The Daily Labor Reports picks up the story from here:

Marriott then petitioned with NLRB seeking a representation election to determine whether the hotel’s employees wanted UNITE HERE to represent them. The union conducted a protest rally at the hotel and the convention center shortly thereafter.  One week later, NLRB Regional Director Peter B. Hoffman dismissed Marriott’s election petition, finding that the union had not made a present demand for recognition.

Marriott asked the National Labor Relations Board to review the regional director’s decision, arguing that the union "demanded" a card-check agreement, engaged in "representational picketing," and "invoked" a city ordinance that Marriott said applies only where a union has made a demand for recognition.  The Board granted review in August 2006 with great fanfare.

What began with a loud roar, has now ended softly — at least for now.  Last week, the NLRB quietly affirmed the Regional Director’s decision in a short and unpublished decision, according to the Daily Labor Reports.  The decision did not explain its rationale and indeed, a review of the NLRB’s website barely mentions the case. 

Marriott had asked for the Board to overrule New Otani Hotel & Garden, 331 N.L.R.B. 1078, 167 LRRM 1039 (2000).  In that case, the Board denied review of a regional director’s dismissal of an employer’s election petition and "held that a union’s informational picketing and its repeated requests for a neutrality and card-check agreement did not constitute a present demand for recognition."
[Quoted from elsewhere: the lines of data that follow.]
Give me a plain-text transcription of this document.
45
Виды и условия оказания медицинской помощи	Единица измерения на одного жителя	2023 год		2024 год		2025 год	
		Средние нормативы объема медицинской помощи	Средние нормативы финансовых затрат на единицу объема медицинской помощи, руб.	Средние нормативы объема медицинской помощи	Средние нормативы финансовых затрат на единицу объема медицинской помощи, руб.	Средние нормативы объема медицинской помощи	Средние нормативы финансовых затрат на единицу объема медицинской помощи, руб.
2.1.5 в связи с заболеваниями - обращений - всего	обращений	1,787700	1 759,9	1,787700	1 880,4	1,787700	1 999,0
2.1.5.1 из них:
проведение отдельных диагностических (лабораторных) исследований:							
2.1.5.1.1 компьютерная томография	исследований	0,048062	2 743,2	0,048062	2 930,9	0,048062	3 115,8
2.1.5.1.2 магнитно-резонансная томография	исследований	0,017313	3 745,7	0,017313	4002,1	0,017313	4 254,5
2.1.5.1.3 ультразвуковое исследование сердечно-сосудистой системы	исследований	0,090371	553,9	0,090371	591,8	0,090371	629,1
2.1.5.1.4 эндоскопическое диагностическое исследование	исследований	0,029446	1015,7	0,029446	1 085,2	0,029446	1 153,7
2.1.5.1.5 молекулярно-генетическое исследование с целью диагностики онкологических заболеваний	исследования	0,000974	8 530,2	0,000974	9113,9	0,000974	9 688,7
Thus, for all of the speculation out there that the present makeup of the Board favors employers, this decision deflates such speculation. Given the opportunity to overrule precedent, the Board sidestepped the issue, at least for now. 

As for the Marriott Downtown Hartford, it remains to be seen what will happen there.  The picketing has quieted down from last year and both sides turned down the rhetoric as well.  Where they go from here will be up to them.